Along with India, Germany, South Africa, Columbia and Portugal too took their places at the powerful 15-member body of the United Nations.
Regarded as a key emerging political and economic power, India would be the president of the powerful Security Council in August and again later next year, most likely in November 2012, during its two-year term. India is also likely to be given a key responsibility of heading one of the two key counter-terrorism committees of the Council during its term.
Diplomatic sources privy to the discussions at the United Nations headquarters in New York said that talks are in advance stage to request India to head one of its two key counter-terrorism committees.
India, along with other emerging countries, has been pushing for a reform of the United Nations to reflect the realities of the present day world. It has also sought an expansion of the UN Security Council to include new permanent members, and has joined hands with the G4 countries (Germany, Japan, South Africa and India) to push for the expansion. Excluding Japan, all the three countries now find themselves in the Security Council as non-permanent members and are expected to push their agenda jointly.
The five existing non-permanent members are Bosnia, Brazil, Gabon, Lebanon and Nigeria, while India along with Germany, Portugal, South Africa and Columbia joined the Security Council as its new non-permanent members on January 1. India, so far has been elected to the Security Council for seven times including the current 2010-2012 term.
Issues related to counter-terrorism, UN peacekeeping operations and human rights would be the top priorities of India as it joins the powerful Security Council after a gap of 19 years, New Delhi's top diplomat to the world body said.
"One of our major pre-occupation is the issue of terrorism.

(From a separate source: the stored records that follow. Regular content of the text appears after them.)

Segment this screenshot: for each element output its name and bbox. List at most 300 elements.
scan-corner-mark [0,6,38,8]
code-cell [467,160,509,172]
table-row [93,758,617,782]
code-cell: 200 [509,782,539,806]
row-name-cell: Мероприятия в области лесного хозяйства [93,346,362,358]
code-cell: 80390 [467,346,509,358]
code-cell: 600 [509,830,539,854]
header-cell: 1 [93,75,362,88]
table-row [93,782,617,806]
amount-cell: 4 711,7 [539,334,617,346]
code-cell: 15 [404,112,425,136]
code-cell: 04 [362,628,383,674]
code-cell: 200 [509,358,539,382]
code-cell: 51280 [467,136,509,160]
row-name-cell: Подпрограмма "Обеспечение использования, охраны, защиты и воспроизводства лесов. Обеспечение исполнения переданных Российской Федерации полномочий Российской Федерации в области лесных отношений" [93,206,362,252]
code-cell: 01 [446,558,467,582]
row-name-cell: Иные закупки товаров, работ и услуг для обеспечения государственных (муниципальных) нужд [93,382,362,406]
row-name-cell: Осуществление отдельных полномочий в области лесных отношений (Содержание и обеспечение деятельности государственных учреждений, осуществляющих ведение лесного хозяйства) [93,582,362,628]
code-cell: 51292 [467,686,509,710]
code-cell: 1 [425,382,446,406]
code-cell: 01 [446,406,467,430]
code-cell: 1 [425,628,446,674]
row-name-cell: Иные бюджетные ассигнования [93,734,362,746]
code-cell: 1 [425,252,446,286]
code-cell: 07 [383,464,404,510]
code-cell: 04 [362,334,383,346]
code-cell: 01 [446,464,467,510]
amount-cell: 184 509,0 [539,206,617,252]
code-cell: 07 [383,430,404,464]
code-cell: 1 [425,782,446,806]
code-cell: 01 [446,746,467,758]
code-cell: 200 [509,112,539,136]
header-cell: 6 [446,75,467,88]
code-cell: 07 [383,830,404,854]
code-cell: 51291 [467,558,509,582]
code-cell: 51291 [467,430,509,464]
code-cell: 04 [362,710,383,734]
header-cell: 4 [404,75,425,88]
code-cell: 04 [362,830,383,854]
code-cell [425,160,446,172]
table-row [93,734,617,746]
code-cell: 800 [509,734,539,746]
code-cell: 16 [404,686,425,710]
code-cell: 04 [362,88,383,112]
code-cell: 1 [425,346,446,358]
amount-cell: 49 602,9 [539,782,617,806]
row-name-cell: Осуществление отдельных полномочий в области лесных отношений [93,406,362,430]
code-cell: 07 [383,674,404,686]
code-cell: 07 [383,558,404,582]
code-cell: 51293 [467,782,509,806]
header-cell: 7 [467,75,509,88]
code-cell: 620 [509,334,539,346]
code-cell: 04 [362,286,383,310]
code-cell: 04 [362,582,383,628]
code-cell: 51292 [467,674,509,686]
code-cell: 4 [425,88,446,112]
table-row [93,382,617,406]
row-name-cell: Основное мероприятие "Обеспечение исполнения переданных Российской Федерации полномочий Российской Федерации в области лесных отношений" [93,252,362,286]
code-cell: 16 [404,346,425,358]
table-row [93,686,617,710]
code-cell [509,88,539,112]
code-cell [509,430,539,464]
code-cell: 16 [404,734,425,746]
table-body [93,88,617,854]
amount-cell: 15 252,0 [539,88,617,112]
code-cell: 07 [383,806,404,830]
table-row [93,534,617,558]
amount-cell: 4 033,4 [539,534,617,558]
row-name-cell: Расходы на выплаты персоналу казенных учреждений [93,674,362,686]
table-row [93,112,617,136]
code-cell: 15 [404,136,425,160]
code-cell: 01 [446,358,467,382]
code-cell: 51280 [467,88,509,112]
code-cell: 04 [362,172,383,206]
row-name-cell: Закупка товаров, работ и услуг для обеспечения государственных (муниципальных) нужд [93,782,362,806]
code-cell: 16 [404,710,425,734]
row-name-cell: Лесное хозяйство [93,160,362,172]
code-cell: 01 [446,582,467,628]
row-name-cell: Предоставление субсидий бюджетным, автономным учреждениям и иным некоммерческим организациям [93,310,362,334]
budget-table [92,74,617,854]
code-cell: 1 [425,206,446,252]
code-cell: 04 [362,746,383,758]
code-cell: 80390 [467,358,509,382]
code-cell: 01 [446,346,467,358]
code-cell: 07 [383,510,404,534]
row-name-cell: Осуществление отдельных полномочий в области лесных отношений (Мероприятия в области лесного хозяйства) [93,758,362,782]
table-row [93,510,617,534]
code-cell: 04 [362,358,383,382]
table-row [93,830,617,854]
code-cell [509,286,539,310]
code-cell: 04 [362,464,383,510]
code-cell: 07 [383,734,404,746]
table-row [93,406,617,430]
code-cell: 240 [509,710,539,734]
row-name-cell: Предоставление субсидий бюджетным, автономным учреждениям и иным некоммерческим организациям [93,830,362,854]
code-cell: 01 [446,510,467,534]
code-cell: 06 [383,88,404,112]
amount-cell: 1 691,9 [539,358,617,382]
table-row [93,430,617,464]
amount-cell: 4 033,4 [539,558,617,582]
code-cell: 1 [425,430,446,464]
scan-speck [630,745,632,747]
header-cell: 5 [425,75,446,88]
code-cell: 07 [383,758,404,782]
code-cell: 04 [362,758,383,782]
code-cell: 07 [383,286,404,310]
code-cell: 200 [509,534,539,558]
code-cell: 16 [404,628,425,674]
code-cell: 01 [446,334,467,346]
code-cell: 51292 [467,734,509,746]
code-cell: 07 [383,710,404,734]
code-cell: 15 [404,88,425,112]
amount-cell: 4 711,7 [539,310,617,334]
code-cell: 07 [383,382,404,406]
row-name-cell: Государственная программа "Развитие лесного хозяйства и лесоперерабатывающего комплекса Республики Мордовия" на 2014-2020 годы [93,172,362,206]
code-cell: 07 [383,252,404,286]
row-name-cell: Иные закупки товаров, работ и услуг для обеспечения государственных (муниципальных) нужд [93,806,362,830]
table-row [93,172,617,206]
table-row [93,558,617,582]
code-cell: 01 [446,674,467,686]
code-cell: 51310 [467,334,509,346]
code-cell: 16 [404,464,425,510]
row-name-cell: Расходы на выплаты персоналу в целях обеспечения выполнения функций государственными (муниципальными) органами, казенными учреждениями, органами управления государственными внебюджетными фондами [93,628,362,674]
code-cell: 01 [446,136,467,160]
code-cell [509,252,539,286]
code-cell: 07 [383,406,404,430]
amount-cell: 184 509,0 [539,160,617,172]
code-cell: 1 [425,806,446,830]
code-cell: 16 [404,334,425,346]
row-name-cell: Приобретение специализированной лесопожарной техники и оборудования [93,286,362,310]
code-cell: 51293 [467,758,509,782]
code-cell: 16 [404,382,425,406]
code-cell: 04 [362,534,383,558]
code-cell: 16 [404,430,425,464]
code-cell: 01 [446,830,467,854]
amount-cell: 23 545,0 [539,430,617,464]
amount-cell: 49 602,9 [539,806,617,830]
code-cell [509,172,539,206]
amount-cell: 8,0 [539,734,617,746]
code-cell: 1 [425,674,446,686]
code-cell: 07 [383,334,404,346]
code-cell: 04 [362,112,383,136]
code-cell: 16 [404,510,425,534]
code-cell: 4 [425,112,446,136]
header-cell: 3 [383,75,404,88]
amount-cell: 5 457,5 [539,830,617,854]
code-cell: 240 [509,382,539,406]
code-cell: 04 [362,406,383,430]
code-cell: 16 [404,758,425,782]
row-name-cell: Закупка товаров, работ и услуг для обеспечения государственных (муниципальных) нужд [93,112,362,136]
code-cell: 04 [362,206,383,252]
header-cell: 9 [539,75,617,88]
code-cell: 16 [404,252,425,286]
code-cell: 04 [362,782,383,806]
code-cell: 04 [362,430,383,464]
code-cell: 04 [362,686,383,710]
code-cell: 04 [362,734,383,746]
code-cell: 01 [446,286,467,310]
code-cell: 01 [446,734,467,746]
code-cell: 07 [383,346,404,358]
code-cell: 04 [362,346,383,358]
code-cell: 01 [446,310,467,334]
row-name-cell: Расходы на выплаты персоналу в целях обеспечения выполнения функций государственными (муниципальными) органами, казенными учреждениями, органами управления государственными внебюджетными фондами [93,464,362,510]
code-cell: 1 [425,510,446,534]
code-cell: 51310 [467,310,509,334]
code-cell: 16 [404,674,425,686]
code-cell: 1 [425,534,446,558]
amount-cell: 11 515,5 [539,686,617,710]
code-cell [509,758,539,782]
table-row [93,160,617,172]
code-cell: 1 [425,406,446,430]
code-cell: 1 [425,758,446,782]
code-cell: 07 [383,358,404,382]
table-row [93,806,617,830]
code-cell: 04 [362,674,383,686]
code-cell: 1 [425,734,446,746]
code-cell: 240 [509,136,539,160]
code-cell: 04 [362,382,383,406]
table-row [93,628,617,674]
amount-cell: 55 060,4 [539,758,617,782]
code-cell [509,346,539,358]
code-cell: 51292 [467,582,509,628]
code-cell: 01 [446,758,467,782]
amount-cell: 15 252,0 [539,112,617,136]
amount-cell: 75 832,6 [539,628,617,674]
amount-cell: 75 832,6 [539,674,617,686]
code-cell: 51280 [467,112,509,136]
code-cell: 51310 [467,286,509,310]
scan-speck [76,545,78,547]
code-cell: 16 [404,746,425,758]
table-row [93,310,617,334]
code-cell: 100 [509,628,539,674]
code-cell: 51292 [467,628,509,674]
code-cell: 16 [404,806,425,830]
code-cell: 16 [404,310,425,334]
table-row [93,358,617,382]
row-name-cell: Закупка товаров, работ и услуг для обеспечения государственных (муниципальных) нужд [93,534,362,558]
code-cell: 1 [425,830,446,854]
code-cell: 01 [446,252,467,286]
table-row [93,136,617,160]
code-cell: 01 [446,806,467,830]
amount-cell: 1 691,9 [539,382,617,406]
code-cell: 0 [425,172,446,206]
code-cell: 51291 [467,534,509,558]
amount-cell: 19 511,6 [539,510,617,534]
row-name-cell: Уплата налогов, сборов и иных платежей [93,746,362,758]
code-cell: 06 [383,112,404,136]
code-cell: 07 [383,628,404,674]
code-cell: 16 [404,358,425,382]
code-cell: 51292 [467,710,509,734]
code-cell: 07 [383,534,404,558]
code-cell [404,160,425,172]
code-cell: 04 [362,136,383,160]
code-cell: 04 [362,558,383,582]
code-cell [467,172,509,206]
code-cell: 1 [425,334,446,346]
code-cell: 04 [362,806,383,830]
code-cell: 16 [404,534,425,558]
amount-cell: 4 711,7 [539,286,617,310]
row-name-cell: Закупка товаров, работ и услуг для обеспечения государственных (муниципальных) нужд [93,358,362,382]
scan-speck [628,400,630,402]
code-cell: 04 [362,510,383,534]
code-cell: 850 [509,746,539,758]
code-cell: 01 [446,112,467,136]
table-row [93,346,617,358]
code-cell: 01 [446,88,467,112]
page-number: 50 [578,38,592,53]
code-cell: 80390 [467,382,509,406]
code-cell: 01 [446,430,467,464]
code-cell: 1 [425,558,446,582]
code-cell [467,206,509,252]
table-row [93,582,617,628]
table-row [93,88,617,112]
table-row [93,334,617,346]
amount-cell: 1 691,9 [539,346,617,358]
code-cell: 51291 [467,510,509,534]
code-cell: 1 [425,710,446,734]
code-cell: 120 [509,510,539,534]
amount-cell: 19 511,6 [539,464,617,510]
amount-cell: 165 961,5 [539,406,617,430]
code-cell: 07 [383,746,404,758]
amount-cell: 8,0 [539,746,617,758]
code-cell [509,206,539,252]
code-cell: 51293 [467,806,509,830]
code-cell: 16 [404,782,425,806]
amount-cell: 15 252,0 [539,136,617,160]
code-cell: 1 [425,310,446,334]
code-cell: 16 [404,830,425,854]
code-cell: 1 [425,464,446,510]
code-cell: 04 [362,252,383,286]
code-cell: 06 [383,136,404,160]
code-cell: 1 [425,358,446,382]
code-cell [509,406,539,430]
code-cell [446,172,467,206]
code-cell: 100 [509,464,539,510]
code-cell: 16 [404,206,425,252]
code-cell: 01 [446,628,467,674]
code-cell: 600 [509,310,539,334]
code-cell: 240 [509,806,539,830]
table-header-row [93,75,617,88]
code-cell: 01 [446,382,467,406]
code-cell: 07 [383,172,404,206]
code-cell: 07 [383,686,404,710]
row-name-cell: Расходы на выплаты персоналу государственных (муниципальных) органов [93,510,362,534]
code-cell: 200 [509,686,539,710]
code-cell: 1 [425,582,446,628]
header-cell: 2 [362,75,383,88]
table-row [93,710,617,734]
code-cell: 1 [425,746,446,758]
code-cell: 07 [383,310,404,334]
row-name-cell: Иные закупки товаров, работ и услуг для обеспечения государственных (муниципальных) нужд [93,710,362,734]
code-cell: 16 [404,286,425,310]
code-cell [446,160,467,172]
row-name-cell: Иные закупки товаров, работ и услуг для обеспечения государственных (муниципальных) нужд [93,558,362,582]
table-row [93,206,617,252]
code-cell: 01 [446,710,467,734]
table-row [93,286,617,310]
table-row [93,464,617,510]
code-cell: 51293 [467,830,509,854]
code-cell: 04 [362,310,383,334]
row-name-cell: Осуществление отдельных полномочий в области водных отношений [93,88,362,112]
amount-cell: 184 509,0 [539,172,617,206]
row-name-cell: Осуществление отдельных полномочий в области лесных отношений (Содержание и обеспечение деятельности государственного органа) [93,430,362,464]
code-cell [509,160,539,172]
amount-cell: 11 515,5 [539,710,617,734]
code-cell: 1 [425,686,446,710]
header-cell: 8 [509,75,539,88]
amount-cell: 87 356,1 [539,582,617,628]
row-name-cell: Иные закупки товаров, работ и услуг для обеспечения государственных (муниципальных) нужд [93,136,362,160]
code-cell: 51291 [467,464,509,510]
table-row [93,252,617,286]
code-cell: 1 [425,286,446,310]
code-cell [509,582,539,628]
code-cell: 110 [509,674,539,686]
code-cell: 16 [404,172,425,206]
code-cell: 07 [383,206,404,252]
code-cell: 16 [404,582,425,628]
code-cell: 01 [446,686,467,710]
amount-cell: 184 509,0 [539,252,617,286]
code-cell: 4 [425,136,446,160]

I expect that in the coming months we would have to address that issue through the work of the Council," Hardeep Singh Puri, India's Permanent Representative to the United Nations said.
As such India will prepare for a key role in the two committees of the Security Council, the 1267 and 1373 committee, Puri said. 1267 is the Security Council Sanctions Committee concerning al-Qaida and the Taliban and individuals and entities associated with those organisations.